Hammonds would not agree to be interviewed for this story, but one of her close advisors, College Dean for Administration D. E. Lorraine Sterritt, suggested in an email that the Dean of the College position is meant to be in part about caring for undergraduates.

The Dean of the College, she wrote, is “both the chief administrative officer of the College and the person who must enact the vision of the College,” charged with overseeing “the education and wellbeing of the undergraduate body.”

Observers say that Hammonds has embraced this mandate during her time as dean. But despite her efforts to protect and nurture students, they said, Hammonds was hindered from the start by events beyond her control and problems with her approach.

Hammonds arrived at University Hall in the summer of 2008, just months before the beginning of the financial crisis. From the start, she had to deal with widespread budget cuts and administrative restructuring across FAS.
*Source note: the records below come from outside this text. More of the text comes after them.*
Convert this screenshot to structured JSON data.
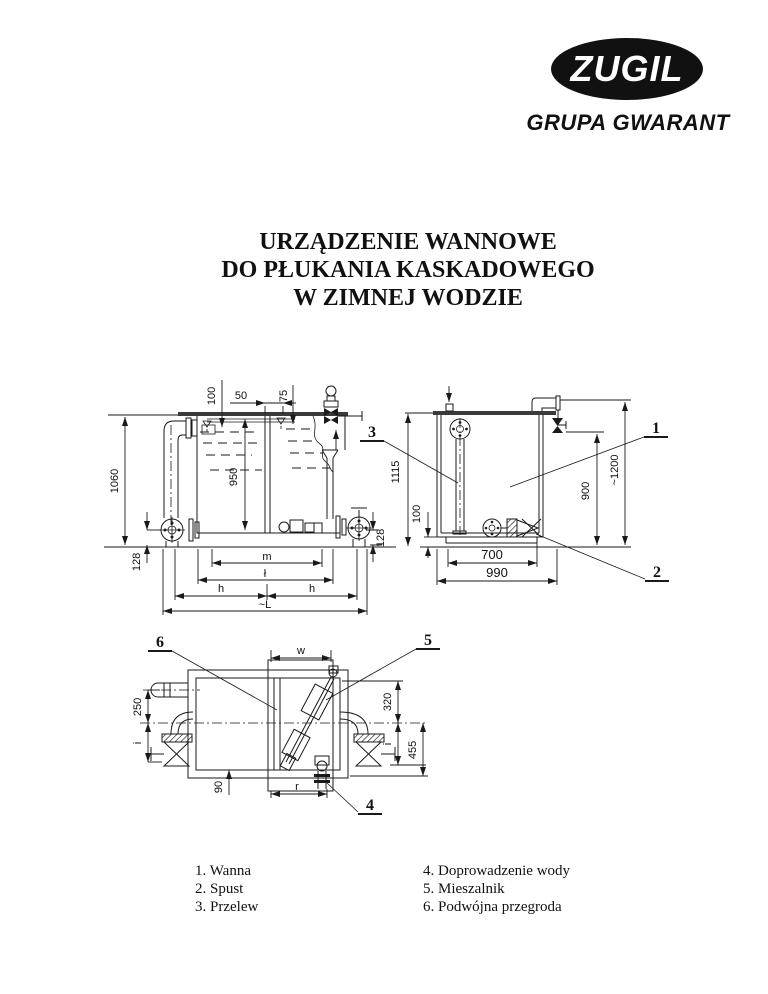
{
  "logo": {
    "brand": "ZUGIL",
    "group": "GRUPA GWARANT"
  },
  "title": {
    "line1": "URZĄDZENIE WANNOWE",
    "line2": "DO PŁUKANIA KASKADOWEGO",
    "line3": "W ZIMNEJ WODZIE"
  },
  "front_view": {
    "dim_100": "100",
    "dim_50": "50",
    "dim_75": "75",
    "dim_950": "950",
    "dim_1060": "1060",
    "dim_128_left": "128",
    "dim_128_right": "128",
    "dim_m": "m",
    "dim_l": "ł",
    "dim_h_left": "h",
    "dim_h_right": "h",
    "dim_L": "~L"
  },
  "side_view": {
    "dim_1115": "1115",
    "dim_100": "100",
    "dim_700": "700",
    "dim_990": "990",
    "dim_900": "900",
    "dim_1200": "~1200",
    "label_1": "1",
    "label_2": "2",
    "label_3": "3"
  },
  "top_view": {
    "dim_w": "w",
    "dim_250": "250",
    "dim_i_left": "i",
    "dim_90": "90",
    "dim_r": "r",
    "dim_320": "320",
    "dim_i_right": "i",
    "dim_455": "455",
    "label_4": "4",
    "label_5": "5",
    "label_6": "6"
  },
  "legend": {
    "items_left": [
      "1. Wanna",
      "2. Spust",
      "3. Przelew"
    ],
    "items_right": [
      "4. Doprowadzenie wody",
      "5. Mieszalnik",
      "6. Podwójna przegroda"
    ]
  },
  "colors": {
    "ink": "#1a1a1a",
    "paper": "#ffffff"
  }
}
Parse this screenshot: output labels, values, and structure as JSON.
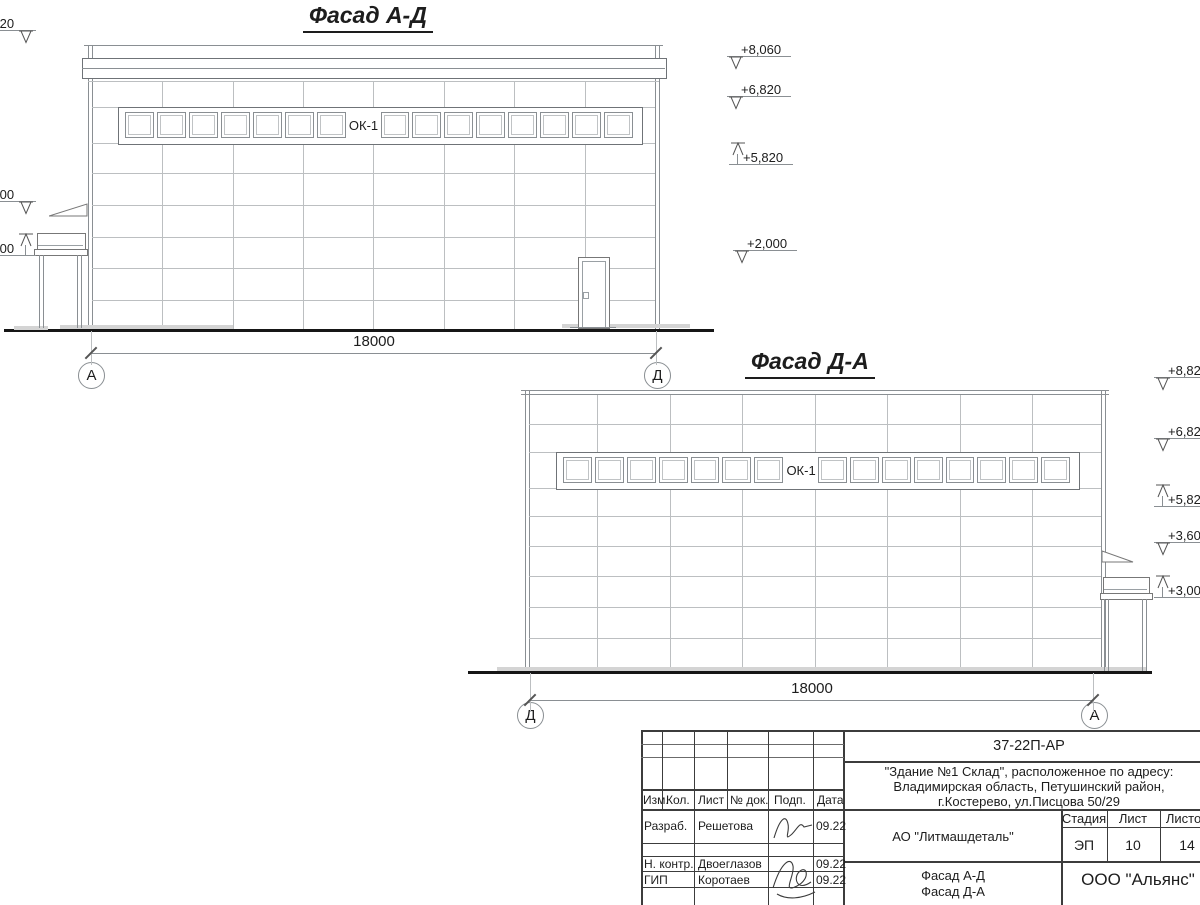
{
  "drawing": {
    "facade_ad": {
      "title": "Фасад А-Д",
      "window_label": "ОК-1",
      "dimension_label": "18000",
      "axis_start": "А",
      "axis_end": "Д",
      "elevation_marks_left": [
        "+8,820",
        "+3,600",
        "+3,000"
      ],
      "elevation_marks_right": [
        "+8,060",
        "+6,820",
        "+5,820",
        "+2,000"
      ]
    },
    "facade_da": {
      "title": "Фасад Д-А",
      "window_label": "ОК-1",
      "dimension_label": "18000",
      "axis_start": "Д",
      "axis_end": "А",
      "elevation_marks_right": [
        "+8,820",
        "+6,820",
        "+5,820",
        "+3,600",
        "+3,000"
      ]
    }
  },
  "title_block": {
    "doc_number": "37-22П-АР",
    "project_lines": [
      "\"Здание №1 Склад\", расположенное по адресу:",
      "Владимирская область, Петушинский район,",
      "г.Костерево, ул.Писцова 50/29"
    ],
    "client": "АО \"Литмашдеталь\"",
    "sheet_content_lines": [
      "Фасад А-Д",
      "Фасад Д-А"
    ],
    "company": "ООО \"Альянс\"",
    "stage_label": "Стадия",
    "sheet_label": "Лист",
    "total_label": "Листов",
    "stage_value": "ЭП",
    "sheet_value": "10",
    "total_value": "14",
    "rev_columns": [
      "Изм.",
      "Кол.",
      "Лист",
      "№ док.",
      "Подп.",
      "Дата"
    ],
    "signature_rows": [
      {
        "role": "Разраб.",
        "name": "Решетова",
        "date": "09.22"
      },
      {
        "role": "Н. контр.",
        "name": "Двоеглазов",
        "date": "09.22"
      },
      {
        "role": "ГИП",
        "name": "Коротаев",
        "date": "09.22"
      }
    ]
  }
}
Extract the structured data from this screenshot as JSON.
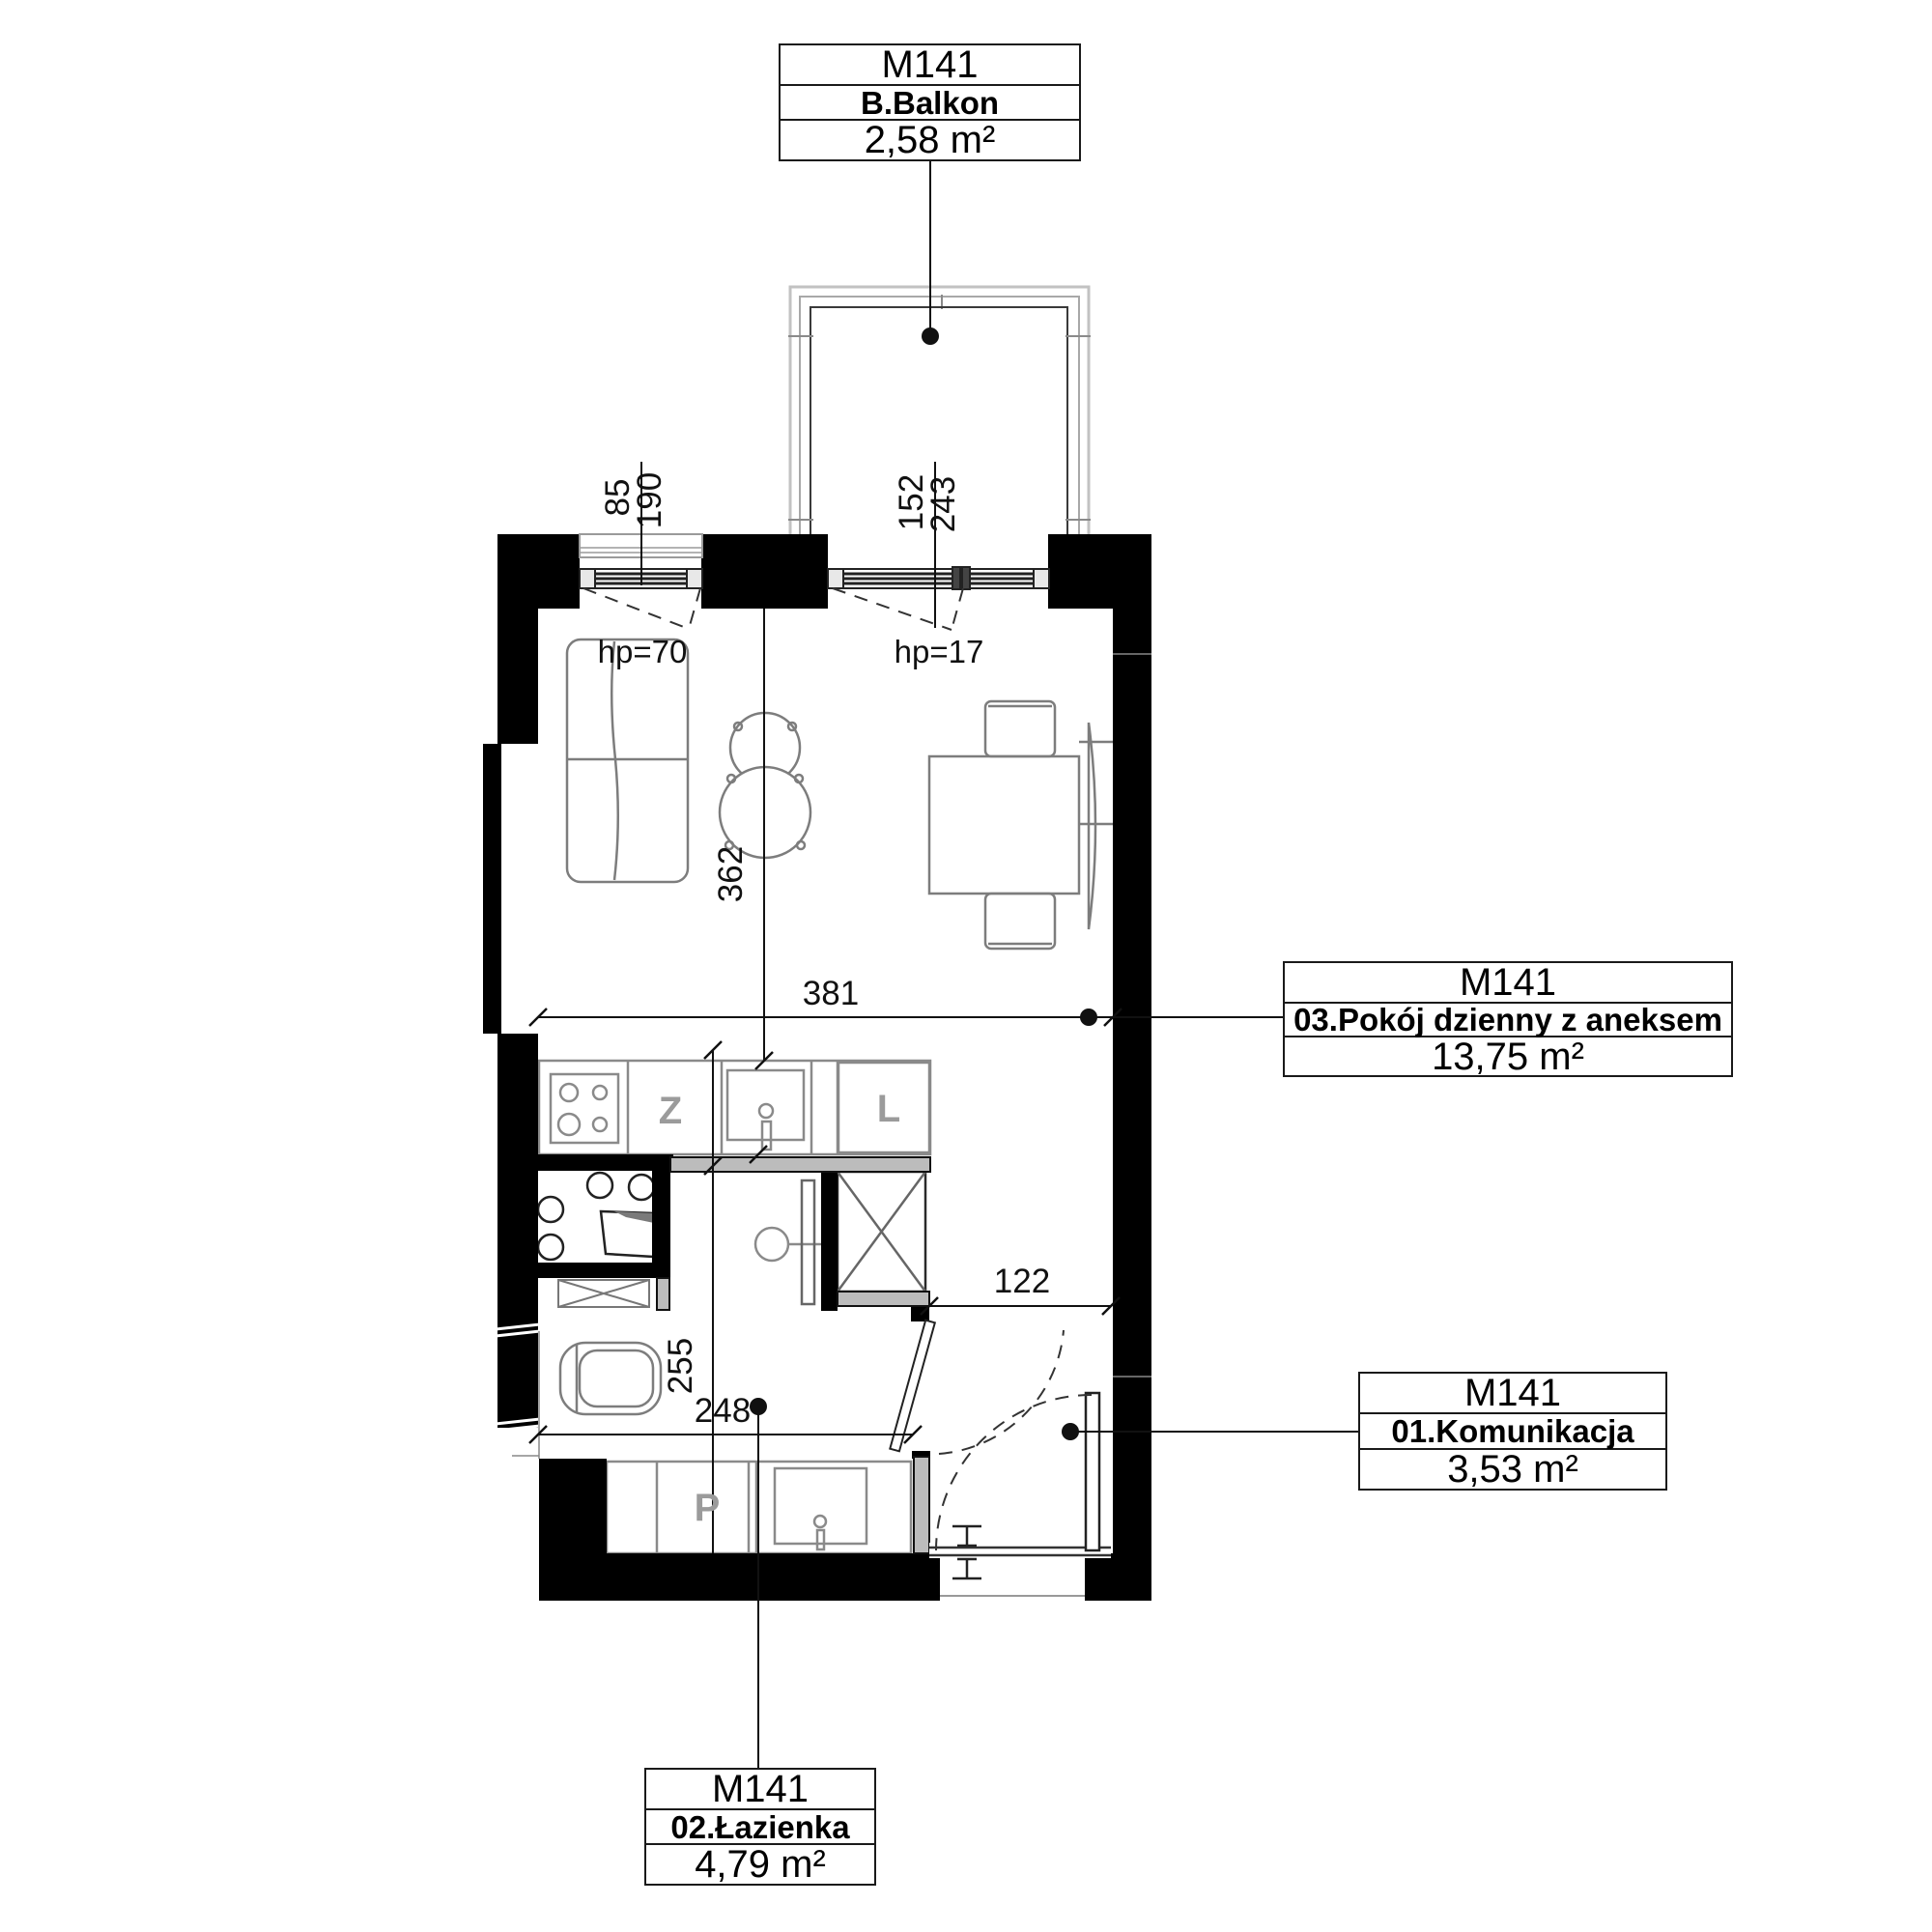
{
  "plan": {
    "title": "Floor plan unit M141",
    "unit_labels": {
      "balkon": {
        "code": "M141",
        "name": "B.Balkon",
        "area": "2,58 m²"
      },
      "pokoj": {
        "code": "M141",
        "name": "03.Pokój dzienny z aneksem",
        "area": "13,75 m²"
      },
      "komunikacja": {
        "code": "M141",
        "name": "01.Komunikacja",
        "area": "3,53 m²"
      },
      "lazienka": {
        "code": "M141",
        "name": "02.Łazienka",
        "area": "4,79 m²"
      }
    },
    "dimensions": {
      "living_width": "381",
      "living_depth": "362",
      "window_left_a": "85",
      "window_left_b": "190",
      "balcony_window_a": "152",
      "balcony_window_b": "243",
      "hp_left": "hp=70",
      "hp_balcony": "hp=17",
      "corridor_width": "122",
      "bath_width": "248",
      "bath_depth": "255"
    },
    "fixture_letters": {
      "z": "Z",
      "l": "L",
      "p": "P"
    },
    "colors": {
      "wall": "#000000",
      "partition": "#bcbcbc",
      "furniture": "#7d7d7d",
      "dim": "#111111",
      "balcony_outline": "#b5b5b5"
    }
  }
}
As hot breakfast disappeared from the Houses, staff size shrank across the College, and one or more students died each school year, Hammonds was forced into a reactionary position from which she never really recovered, several former College affiliates said. Instead of laying out a proactive vision for what the College should be, they said, Hammonds was forced to protect and defend it.

“I think that just made it much harder for Dean Hammonds to focus on the big picture—where do we want the College to go? Instead she was focused on the small things—how do we address these things?” said Van C. Tran, a Lowell House tutor from 2005 to 2011.

Despite these circumstances, Hammonds did push through several efforts to care for undergraduates, including the implementation of Administrative Board reforms, the launch of winter break programming, and the expansion of campus social spaces.

But former Undergraduate Council President Senan Ebrahim ’12 said that Hammonds’s approach was often an obstacle in such initiatives. He said that while Hammonds was open and engaged when presented with student concerns, she had trouble proactively reaching out and following through.

“In my opinion, I honestly think she was 100 percent in the right place in her aims,” he said. “I only expected the best from her, because she really cared about the students, and I think she had a similar perspective in a way that was shockingly progressive from her position as dean. The problem was just in the delivery space.”